Posts Tagged ‘Kyle Walker’

Another Tantalizing Push Taken Towards a Pugilistic Payday

February 27, 2017

The struggling skateboard industry this weekend mounted a fresh effort to coax digitally transferred dollaradoos from skateboarders’ apparently refilling attention-span glands (based on the roaring success of the recent renaissance in hour-plus podcasts), united with the no-fi production values associated with various ‘raw files’/‘b-sides victory-lap double dipping that invite the still-hungry skateboarding content glutton inside the gruesome and glorious video part-making process.

Carefully tearing loose a page from Thrasher’s steadily thickening online-content playbook, Street League-backed telephone application developer ETN, an assumed acronym for Extreme TV Network, where TV is short for television, this weekend broadcast Aaron ‘Jaws’ Hamoki and Tommy Sandoval stepping to the UC Davis gap for the thrillment of multiple subscribing app-downloaders around the world. The format recalled Thrasher’s ‘Bust or Bail’ series that pledged cash dollars for bar-lifting tricks at famed spots, although in this instance a financial pledge was made by app downloaders to pay either $8 a month or $80 a year to tune into similarly star-powered spot assaults yet to come, as well as a range of other ETN offerings including a skateboard game show.

At a time when no less prolific a professional than 18-parter Marc Johnson pleads for folks to maybe dial down the daily firehose of skate videos, citing fatigue, it requires balls of the UC Davis gap carcass-tossing sort to not just launch a new online and mobile TV channel, but to charge spendable money for it, given the ever-thicker churn of video parts, Instagram clips, days-in-the-lifes and certain other what have yous, plus the Slap boards. While ETN’s fruitsome spread of shows suggests no more free live-streaming of venerable contests such as Tampa Pro, the idea of televising heavy-hitter sessions like Jaws’ and Tommy Sandoval’s campus romp presents its own basket of yowling logistical dilemmas. If you’re a pro with the control and cojones, a combination knowed by industry men as ‘controjones,’ do you film it for your video-part ender, hoping for some Thrasher website push before the part finds whatever second life it may on You-Tube, or do you chance trying it on ETN before a potentially smaller audience that may or may not be the only ones to ever see it, depending upon how the footage is controlled? If you are ETN, do you recruit the Kyle Walkers of this world, who landed his SOTY Thrasher cover in about 45 minutes as per Michael Burnett’s reporting, and risk leaving sadistic penny-pinchers distraught that they didn’t get their money’s worth? Do you veer toward a wider stable of shakier-legged amateurs with less to lose but who may loose more fireworks? Is there some creamy middle of name-brand dudes who are good but not ‘too good’ to achieve maximum subscribership and critical re-ups? (For kids aroused by ETN’s promise that you can try it for free and “bail anytime,” cancelling the deal allegedly presents its own challenges.)

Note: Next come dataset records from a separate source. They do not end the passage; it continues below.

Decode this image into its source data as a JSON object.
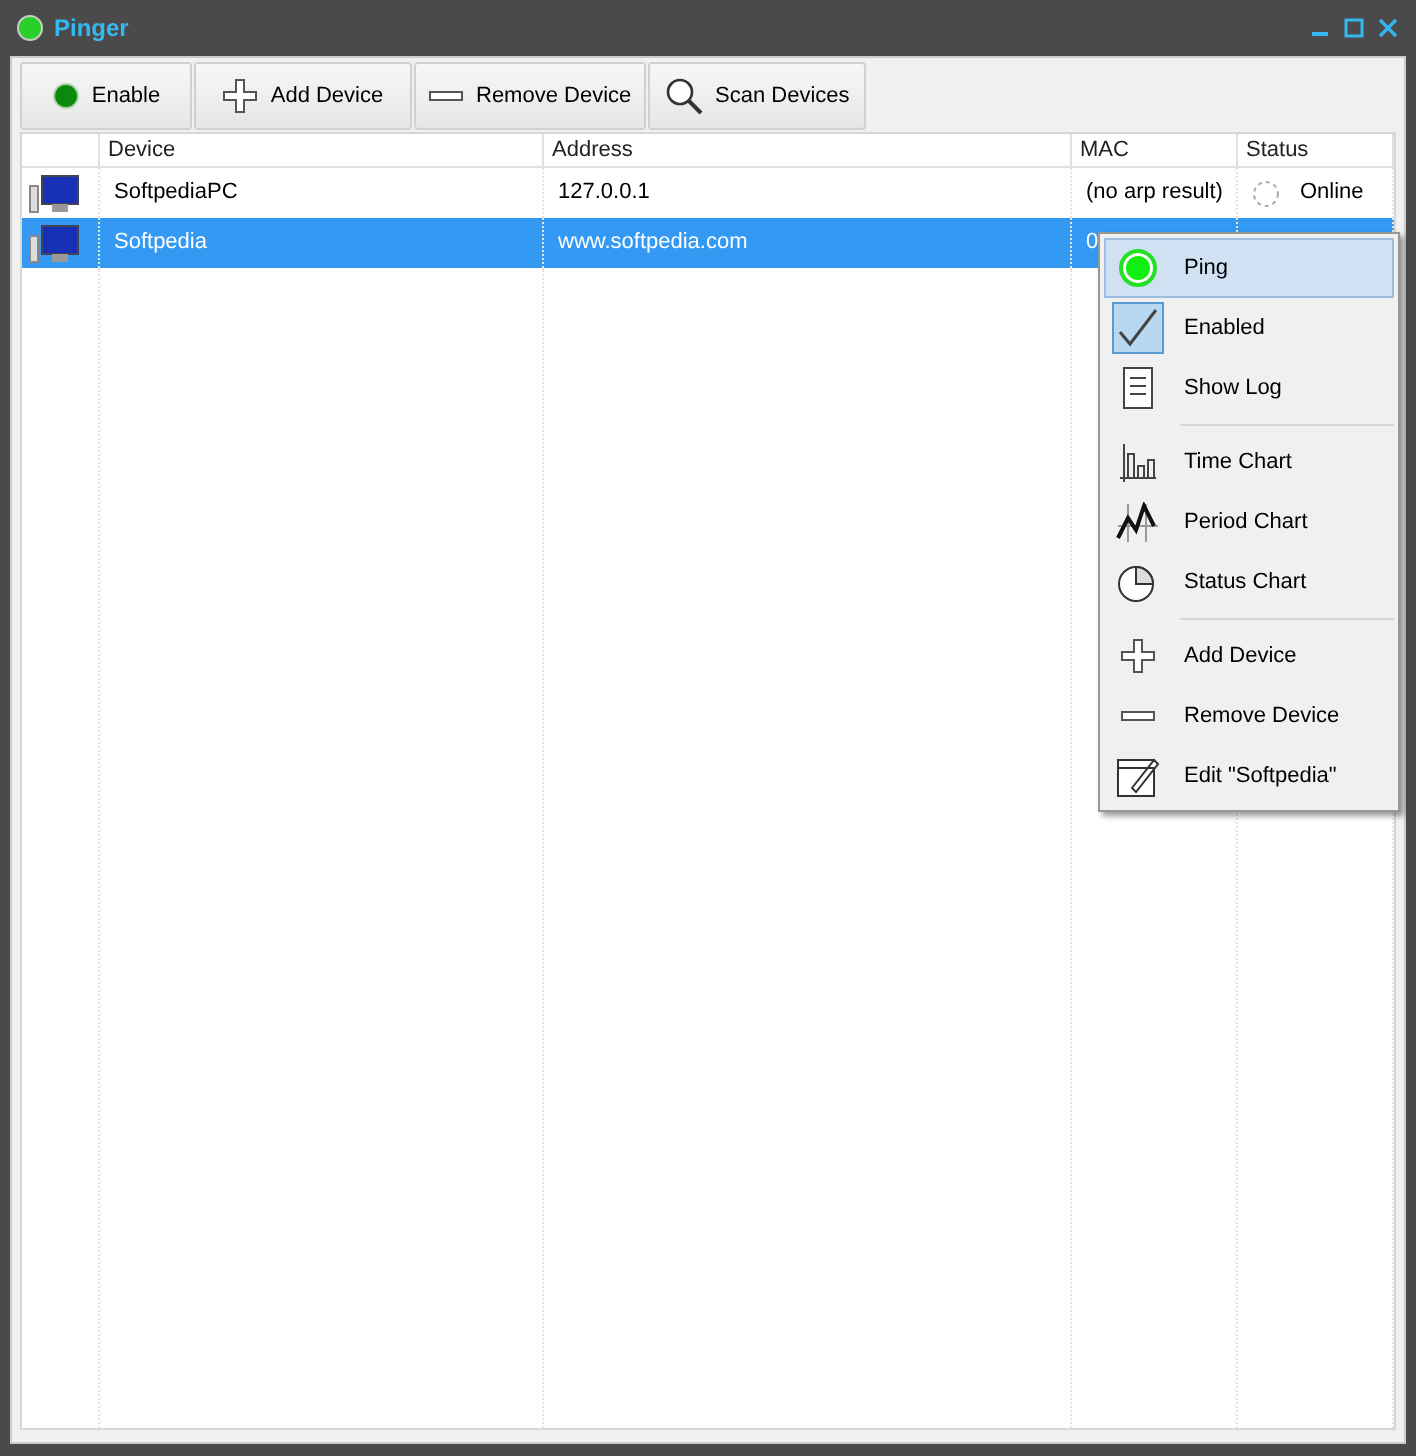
{
  "window": {
    "title": "Pinger"
  },
  "toolbar": [
    {
      "kind": "dot",
      "label": "Enable"
    },
    {
      "kind": "plus",
      "label": "Add Device"
    },
    {
      "kind": "minus",
      "label": "Remove Device"
    },
    {
      "kind": "search",
      "label": "Scan Devices"
    }
  ],
  "table": {
    "columns": [
      "Device",
      "Address",
      "MAC",
      "Status"
    ],
    "rows": [
      {
        "selected": false,
        "device": "SoftpediaPC",
        "address": "127.0.0.1",
        "mac": "(no arp result)",
        "status": "Online"
      },
      {
        "selected": true,
        "device": "Softpedia",
        "address": "www.softpedia.com",
        "mac": "0"
      }
    ]
  },
  "context_menu": {
    "groups": [
      [
        {
          "kind": "ping",
          "label": "Ping",
          "selected": true,
          "checked": false
        },
        {
          "kind": "check",
          "label": "Enabled",
          "selected": false,
          "checked": true
        },
        {
          "kind": "log",
          "label": "Show Log",
          "selected": false,
          "checked": false
        }
      ],
      [
        {
          "kind": "bars",
          "label": "Time Chart",
          "selected": false,
          "checked": false
        },
        {
          "kind": "line",
          "label": "Period Chart",
          "selected": false,
          "checked": false
        },
        {
          "kind": "pie",
          "label": "Status Chart",
          "selected": false,
          "checked": false
        }
      ],
      [
        {
          "kind": "plus",
          "label": "Add Device",
          "selected": false,
          "checked": false
        },
        {
          "kind": "minus",
          "label": "Remove Device",
          "selected": false,
          "checked": false
        },
        {
          "kind": "edit",
          "label": "Edit \"Softpedia\"",
          "selected": false,
          "checked": false
        }
      ]
    ]
  }
}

All this though is only precursor to ETN’s true potential and inevitable destiny. Skateboarding’s inherent penchant for drama, betrayal, vengeance, despair and triumph, along with its devotion to convoluted and soapy storylines, long has drawn comparisons to professional wrestling, where the pay-per-view model yielded enough thumping paydays and created enough American jobs to recently land wrestling tycooness Linda McMahon atop the U.S. Small Business Administration, providing the capacity to use the Boston Crab on nettlesome, job-restricting regulations. After Mike Carroll aired out Marc Johnson on Jenkem.com last fall, former teammate Chris Roberts and camera-pointing journeyman Roger Bagley were the first get Marc Johnson on record with his own version of events, a coup. Now, there may well be a market for a video app that shows you Marc Johnson, Joey Brezinski and maybe some of the Primitive dudes going manual-for-manual at the Santa Monica Courthouse. But if it got out that Mike Carroll and Rick Howard maybe were going to show up? Or if Tas Pappas and Tony Hawk were one weekend heading to the same ramp? In such cases the question may be not how much one could charge, but how many yachts one can reasonably enjoy.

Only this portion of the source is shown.